Manifold reducibility for a Lagrangian finite element solver with remeshing

Lagrangian solvers are well suited for large deformation fluid problems containing non-trivial mesh distortions. This includes problems with evolving free surfaces, breaking waves, fluid-structure interaction problems, or free-flowing fluids with complex rheology. We focus on the Particle Finite Element Method (PFEM). This Lagrangian solver combines the advantages of a particle description of the fluid with a finite element solver and efficient remeshing algorithms. It creates vast data structures of varying sizes as model ouputs.
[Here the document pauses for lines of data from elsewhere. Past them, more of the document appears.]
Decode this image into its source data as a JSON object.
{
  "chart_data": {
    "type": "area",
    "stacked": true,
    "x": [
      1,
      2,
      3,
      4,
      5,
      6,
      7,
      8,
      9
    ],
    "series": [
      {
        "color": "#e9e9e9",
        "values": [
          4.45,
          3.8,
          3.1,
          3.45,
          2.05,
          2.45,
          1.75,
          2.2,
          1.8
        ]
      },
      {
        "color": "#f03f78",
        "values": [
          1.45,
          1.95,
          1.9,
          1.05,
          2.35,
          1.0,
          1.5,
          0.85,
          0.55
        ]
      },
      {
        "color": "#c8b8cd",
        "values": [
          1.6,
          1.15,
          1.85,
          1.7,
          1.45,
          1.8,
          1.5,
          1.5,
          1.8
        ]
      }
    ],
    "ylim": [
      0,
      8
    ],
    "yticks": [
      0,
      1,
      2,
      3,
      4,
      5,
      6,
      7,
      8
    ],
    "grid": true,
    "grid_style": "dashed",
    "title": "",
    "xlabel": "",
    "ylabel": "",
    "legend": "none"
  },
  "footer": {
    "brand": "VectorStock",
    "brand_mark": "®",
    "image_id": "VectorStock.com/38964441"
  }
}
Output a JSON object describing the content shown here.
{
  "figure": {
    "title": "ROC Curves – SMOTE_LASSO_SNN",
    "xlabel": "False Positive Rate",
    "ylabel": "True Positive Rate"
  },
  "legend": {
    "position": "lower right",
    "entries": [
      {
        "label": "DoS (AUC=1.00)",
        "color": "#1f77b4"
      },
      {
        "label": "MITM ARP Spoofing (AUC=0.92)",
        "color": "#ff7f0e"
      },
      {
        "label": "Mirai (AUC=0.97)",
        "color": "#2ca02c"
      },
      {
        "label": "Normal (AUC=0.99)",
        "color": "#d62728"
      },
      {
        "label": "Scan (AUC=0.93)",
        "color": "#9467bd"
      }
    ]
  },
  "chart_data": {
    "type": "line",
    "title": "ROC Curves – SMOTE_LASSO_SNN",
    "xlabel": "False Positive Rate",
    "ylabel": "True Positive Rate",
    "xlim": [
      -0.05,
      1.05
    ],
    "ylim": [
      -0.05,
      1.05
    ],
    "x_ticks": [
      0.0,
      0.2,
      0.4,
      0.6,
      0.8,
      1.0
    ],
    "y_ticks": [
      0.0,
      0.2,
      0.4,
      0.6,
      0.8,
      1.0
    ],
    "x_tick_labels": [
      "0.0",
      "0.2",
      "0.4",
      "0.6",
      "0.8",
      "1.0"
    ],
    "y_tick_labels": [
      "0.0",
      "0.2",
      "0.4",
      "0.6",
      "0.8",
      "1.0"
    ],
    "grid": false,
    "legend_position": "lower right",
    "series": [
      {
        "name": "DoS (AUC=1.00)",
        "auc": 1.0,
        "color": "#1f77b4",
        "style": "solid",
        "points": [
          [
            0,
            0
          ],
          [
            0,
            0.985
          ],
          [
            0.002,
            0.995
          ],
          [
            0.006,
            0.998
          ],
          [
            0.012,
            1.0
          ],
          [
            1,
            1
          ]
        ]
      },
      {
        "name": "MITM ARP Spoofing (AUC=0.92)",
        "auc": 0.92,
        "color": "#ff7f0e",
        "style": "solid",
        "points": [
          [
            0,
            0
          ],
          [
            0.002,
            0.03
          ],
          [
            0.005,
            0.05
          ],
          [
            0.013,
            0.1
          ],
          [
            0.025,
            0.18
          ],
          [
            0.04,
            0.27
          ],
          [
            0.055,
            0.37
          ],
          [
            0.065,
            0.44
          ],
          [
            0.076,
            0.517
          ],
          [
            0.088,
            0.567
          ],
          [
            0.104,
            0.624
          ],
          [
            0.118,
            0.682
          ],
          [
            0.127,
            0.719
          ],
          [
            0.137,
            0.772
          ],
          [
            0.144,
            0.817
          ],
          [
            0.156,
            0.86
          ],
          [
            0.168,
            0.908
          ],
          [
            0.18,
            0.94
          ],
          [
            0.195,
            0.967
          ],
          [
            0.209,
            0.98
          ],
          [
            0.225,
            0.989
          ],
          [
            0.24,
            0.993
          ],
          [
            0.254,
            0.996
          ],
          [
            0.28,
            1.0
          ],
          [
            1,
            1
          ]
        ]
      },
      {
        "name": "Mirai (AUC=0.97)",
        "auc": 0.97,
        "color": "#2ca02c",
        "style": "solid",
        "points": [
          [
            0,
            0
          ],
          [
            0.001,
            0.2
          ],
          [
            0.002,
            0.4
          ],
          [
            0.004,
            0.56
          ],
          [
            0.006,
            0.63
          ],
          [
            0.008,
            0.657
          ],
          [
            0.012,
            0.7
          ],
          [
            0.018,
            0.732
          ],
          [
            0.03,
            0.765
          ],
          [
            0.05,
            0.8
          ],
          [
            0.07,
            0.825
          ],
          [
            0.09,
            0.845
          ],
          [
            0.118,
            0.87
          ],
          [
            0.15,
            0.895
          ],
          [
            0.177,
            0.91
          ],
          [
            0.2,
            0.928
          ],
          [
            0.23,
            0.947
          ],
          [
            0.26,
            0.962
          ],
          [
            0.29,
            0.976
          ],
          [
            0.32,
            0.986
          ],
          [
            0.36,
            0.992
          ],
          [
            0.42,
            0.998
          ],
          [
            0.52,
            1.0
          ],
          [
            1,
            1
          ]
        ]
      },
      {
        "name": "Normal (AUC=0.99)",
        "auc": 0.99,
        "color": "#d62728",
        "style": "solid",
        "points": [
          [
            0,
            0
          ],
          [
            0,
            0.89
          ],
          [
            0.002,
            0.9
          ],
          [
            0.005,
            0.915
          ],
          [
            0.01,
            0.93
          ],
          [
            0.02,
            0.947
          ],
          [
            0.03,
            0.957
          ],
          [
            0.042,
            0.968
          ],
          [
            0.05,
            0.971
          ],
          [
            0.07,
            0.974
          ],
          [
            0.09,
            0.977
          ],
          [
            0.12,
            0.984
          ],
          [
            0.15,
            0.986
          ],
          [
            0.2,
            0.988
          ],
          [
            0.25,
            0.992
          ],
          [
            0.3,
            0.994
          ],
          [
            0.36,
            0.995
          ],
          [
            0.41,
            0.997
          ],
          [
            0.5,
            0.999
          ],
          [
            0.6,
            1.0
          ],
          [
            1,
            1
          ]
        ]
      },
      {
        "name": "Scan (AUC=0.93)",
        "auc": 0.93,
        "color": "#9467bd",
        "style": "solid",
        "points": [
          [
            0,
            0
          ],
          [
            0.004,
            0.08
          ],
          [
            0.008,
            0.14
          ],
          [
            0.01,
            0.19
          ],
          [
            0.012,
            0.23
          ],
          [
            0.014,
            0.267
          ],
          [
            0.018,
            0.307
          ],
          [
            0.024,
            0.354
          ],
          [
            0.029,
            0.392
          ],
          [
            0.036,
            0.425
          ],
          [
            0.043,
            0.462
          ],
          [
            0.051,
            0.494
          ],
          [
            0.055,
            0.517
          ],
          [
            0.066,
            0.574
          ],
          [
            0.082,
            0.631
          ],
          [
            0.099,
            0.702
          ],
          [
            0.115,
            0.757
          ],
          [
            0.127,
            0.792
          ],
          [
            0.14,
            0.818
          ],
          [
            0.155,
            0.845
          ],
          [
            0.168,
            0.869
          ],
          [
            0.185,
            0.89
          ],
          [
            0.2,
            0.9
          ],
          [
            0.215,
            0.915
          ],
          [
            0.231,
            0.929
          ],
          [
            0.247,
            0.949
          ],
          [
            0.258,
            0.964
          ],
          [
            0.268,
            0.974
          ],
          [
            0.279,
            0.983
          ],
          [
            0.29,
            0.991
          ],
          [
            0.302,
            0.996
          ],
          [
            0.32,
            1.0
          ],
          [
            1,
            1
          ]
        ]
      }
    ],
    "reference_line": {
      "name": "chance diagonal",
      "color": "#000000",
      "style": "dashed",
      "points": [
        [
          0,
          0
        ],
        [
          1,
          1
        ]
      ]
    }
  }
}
As the mesh varies, regrouping the different fields of interest into a single solution manifold becomes non-trivial. This paper will discuss multiple strategies to reduce a posteriori the solution manifolds formed from PFEM simulations. Data reduction consists in a trade-off between preserving the original data precision and having smaller reduced data sets and is often an important first step towards surrogate models. Two novel mapping-based nonlinear reduction methods will be presented to reduce different high-fidelity PFEM simulations. The data reduction will be made on complete sets of time-dependent simulation snapshots and consists in the separation of space and time with the calculation of space and time modes. We will compare the precision - i.e. the error of the reconstructed snapshot - the reducibility - i.e. the number of required modes for a given precision in the reduction - and the implementation complexity of the proposed methods.